Data analysis and Geostatistics

2024

 

Exercises

Lab 1:    Data distribution and descriptors       Exercise_1.xls


Lab 2:    QA/QC and levelling       Exercise_2.xls


Lab 3:    Statistical testing and the US elections       Exercise_3.xls


Lab 4:    Analysing time series data       Exercise_4.xls


Lab 5:    Multivariate methods (DFA, CA, PLS-DA)      Exercise_5.xls


Lab 6:    Open forum, bring your own data and statistical challenges


Overview of the dumps of a Ni-PGE mine in Botswana.


Copyright:     Vincent van Hinsberg & Simon Vriend


Last updated:     March 2024

Labs - applying statistical tools to geological data

The best approach to learning (geo)statistical tools, interpreting their results, and identifying how and where these tools can aid in understanding data, is in working with real-world geo-data. We will do in this in two ways in the lab component of this course. In order to apply the tools and methods discussed in the lectures, and become familiar with calculating statistical properties in spreadsheet programs and the PAST statistics software, there will be a set of exercises in the afternoons of the short course. The last afternoon on Thursday, March 28, will be an open forum where you can bring your own data and work together on how best to mine these data statistically, or work through specific challenges or issues.

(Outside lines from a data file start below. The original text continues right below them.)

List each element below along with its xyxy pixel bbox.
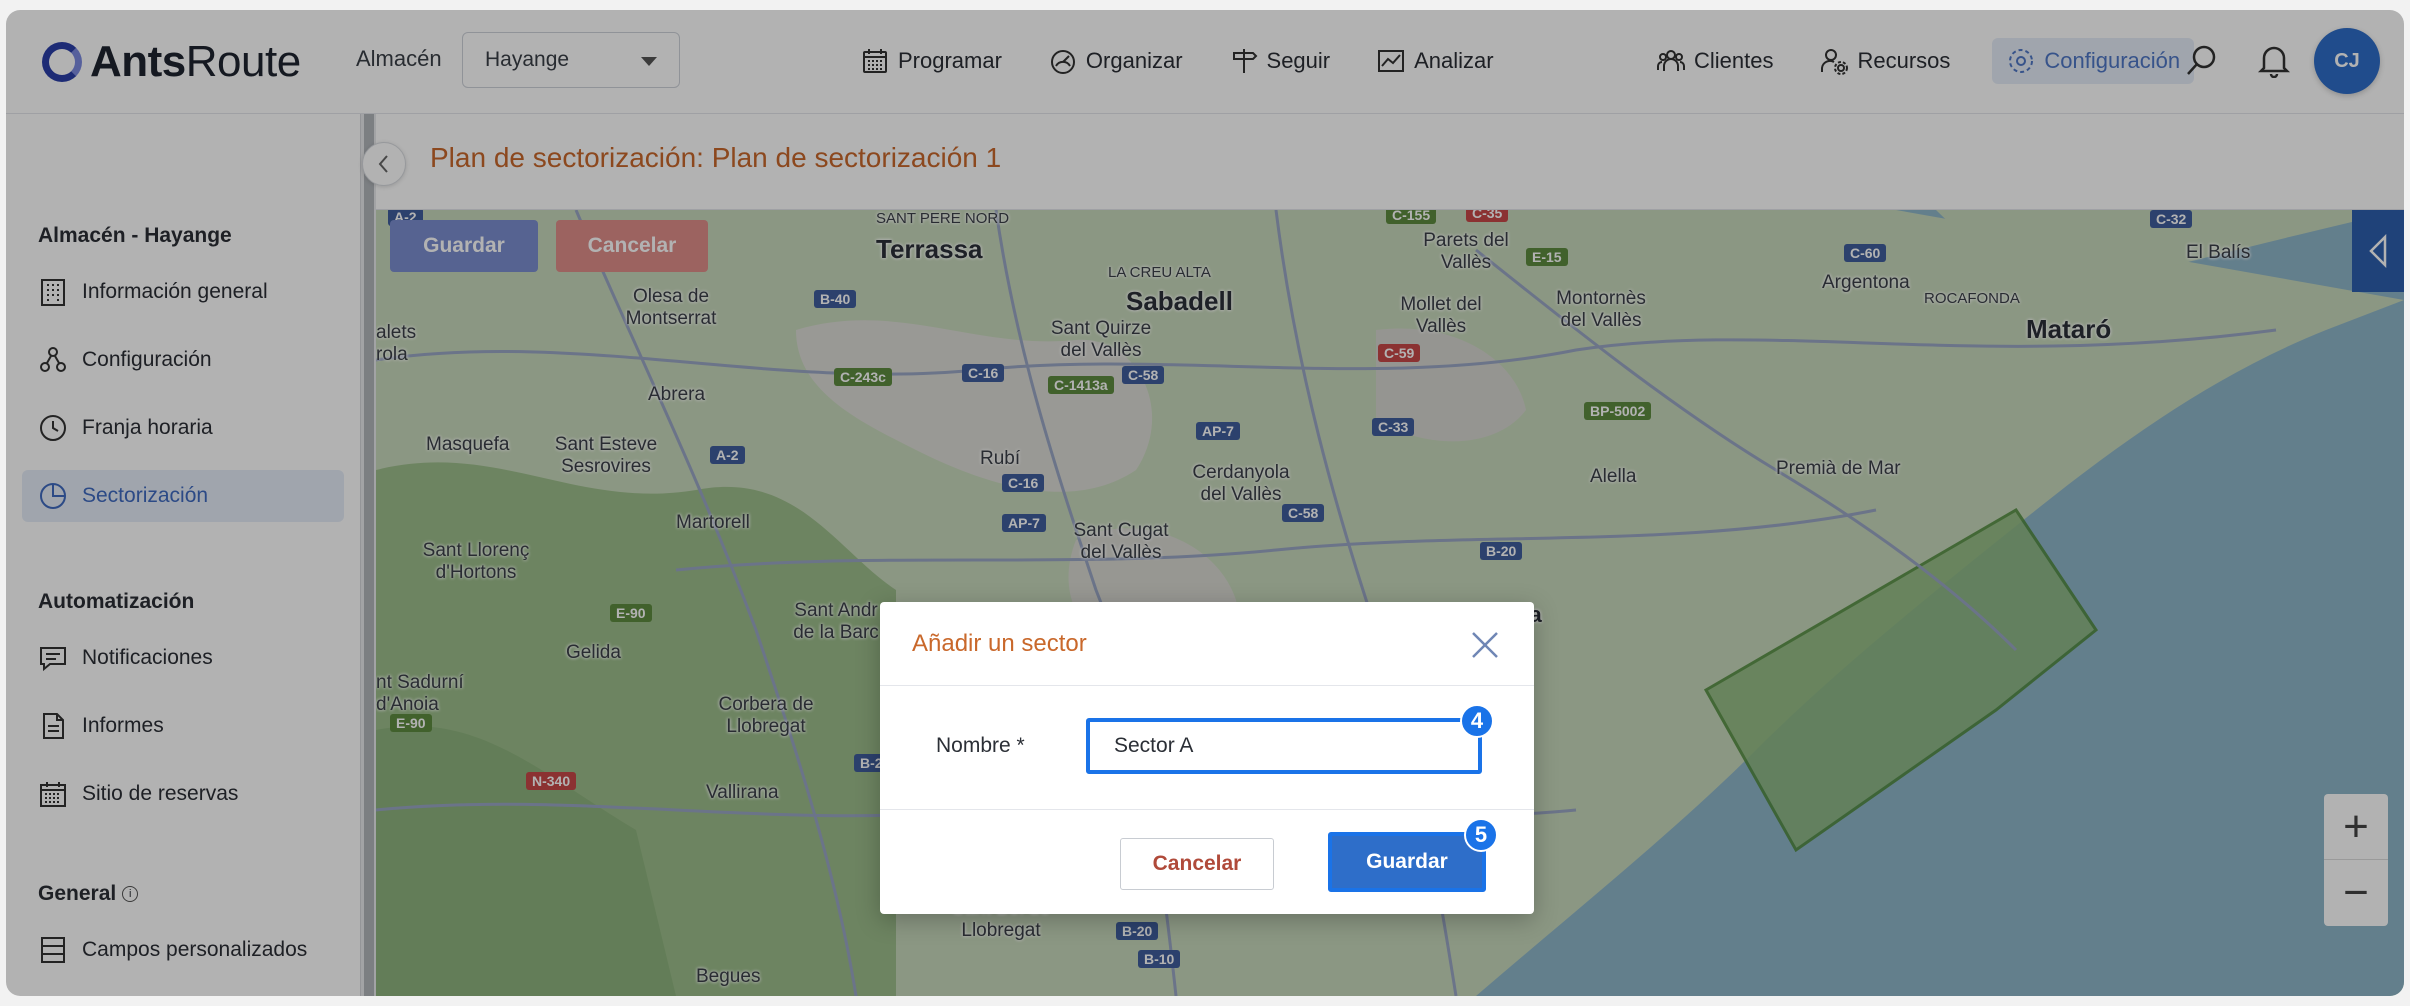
modal-close-button[interactable] <box>1470 630 1500 660</box>
name-field-label: Nombre * <box>936 734 1025 757</box>
modal-title: Añadir un sector <box>912 630 1087 657</box>
modal-cancel-button[interactable]: Cancelar <box>1120 838 1274 890</box>
add-sector-modal: Añadir un sector Nombre * 4 Cancelar Gua… <box>880 602 1534 914</box>
modal-save-button[interactable]: Guardar <box>1328 832 1486 892</box>
app-window: AntsRoute Almacén Hayange Programar Orga… <box>6 10 2404 996</box>
step-badge-save: 5 <box>1464 818 1498 852</box>
step-badge-input: 4 <box>1460 704 1494 738</box>
sector-name-input[interactable] <box>1086 718 1482 774</box>
close-icon <box>1472 632 1498 658</box>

If you are taking the course for credit, you will also work towards progressively understanding a large dataset of litho-geochemical samples from BC using the various statistical tools and approaches that have been discussed in the lectures. The dataset contains geological information, element concentrations and field observations, which will have to be explored in combination.


The BC dataset is original unmodified data as provided by a variety of laboratories and should therefore be thoroughly checked before starting with your analysis and interpretation. All sub-datasets contain a wealth of statistically interesting features and it is impossible to discover all. That is not the point of the project and I will not grade your report based on whether or not you found everything and tried every technique. The purpose is to dissect and understand the dataset so that you are able to interpret the data in a geological and geochemical context, and your reports will be graded on the level of insight into these data. There are many ways to dissect a dataset and there are generally a variety of statistical techniques that will lead you to the same conclusion. So feel free to attack this dataset in whatever way you like, but the following statistical tools should at least be included;


    • data description (e.g. mean, IQR, median, mode etc)

    • scatter diagrams, box-and-whiskers plots, histograms

    • tests of distribution, cumulative frequency diagrams

    • correlation tests and correlation matrices

    • t-tests, F-tests or their rank-equivalents

    • analysis of variance

    • cluster and/or discriminant function analysis

    • principle component and/or factor analysis

    • (multiple) regression analysis

    • spatial analysis of the data, maps, semivariograms


You are strongly encouraged to work on the exercises and project together and are free to work on these during the labs or at any time convenient to you. I will be available during lab times to discuss the exercises and to answer any questions regarding the project.


A report on the data analysis project is to be handed in at the end of the course and counts 50% towards the final grade. This final report should be approximately 10 pages in length, excluding tables and figures (these are recommended to be put into appendices). One report is to be submitted per group.